One has to wonder how Google could have made such decisions—where questionably relevant Google + results are littered in the search results and the tried and true simplistic user interface that brought them $3.7 Billion this past year in revenue has become something a bloated eyesore with social cues all over the page. How could they have ended up in a place where Farhad Manjoo, one of the most respected minds in tech journalism who, in my years of reading him, has proven to be a largely impartial and non-sensationalist in his headline writing describes the changes as, ‘Google just broke its search engine’?
Avoiding Pressure from the Street, but Blinded to Pressure from Within
The answer, ironically, can be found in analyzing the way Google handled its IPO. They went to great lengths to IPO in such a way that stockholders would not control enough voting stock where pressure from the Street would begin to bleed into product decisions. Yet, that is exactly the situation they find themselves in – only the pressure comes from within, in the form of a fledgling social network that, at the direction of the CEO is a win-at-all-costs proposition. By famously tying personal compensation to the success of social, the situation we find ourselves in today became all but predictable.

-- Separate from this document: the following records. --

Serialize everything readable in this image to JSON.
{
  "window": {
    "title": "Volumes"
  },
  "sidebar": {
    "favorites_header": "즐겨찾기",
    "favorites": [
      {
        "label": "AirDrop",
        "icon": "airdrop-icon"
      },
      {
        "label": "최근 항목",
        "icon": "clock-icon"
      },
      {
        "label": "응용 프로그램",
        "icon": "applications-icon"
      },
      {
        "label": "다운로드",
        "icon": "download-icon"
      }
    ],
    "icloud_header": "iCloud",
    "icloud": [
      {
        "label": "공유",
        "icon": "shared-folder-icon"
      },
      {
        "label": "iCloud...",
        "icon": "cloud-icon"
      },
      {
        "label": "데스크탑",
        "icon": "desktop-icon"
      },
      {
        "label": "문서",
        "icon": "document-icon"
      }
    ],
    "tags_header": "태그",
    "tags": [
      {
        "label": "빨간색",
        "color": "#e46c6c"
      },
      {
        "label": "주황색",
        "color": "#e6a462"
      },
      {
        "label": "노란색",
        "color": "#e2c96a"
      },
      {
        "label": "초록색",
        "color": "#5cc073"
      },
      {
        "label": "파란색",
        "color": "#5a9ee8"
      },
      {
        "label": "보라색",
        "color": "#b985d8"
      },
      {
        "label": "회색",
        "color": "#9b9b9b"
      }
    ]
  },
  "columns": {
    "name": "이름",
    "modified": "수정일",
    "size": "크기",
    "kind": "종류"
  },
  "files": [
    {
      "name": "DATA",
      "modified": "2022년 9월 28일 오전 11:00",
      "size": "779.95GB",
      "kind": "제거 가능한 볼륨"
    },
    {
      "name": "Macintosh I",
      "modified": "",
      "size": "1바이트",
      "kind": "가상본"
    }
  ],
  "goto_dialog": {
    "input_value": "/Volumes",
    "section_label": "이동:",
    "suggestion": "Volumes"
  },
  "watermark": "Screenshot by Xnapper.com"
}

The end result is that decisions are being made to promote the social network in a manner that impacts Google’s core search business that generates $3.7B in annual revenue and finances everything from self-driving cars to the Google cafeteria. (By latest count search advertising is responsible for about 97% of Google’s annual revenue.)
Google Approaches Uncharted Territories
So what does all this mean for Google? There have been numerous instances in the past where users have been up in arms about the latest Google change, insisting they were moving on to other search engines. Panda, while painful for many publishers ultimately proved itself to improve search results relevancy. Google Instant and Preview brought with them cries of “SEO is Dead!” and vows to move on to greener pastures. All the while the needle hasn’t budged on Google’s market share.
But what makes this time different is this is the first time the credibility of their core search results are being called into question. There’s no question that social is an important part of how online users will consume and spread quality content. But it has to be integrated in a manner that does not degrade core search functionality, or worse, sully searcher trust in what is still the most utilized search engine in the world. Because this, more than anything Google’s core competitors can do to them, could prove itself to be the tossed pebble that brings the mighty giant to its knees.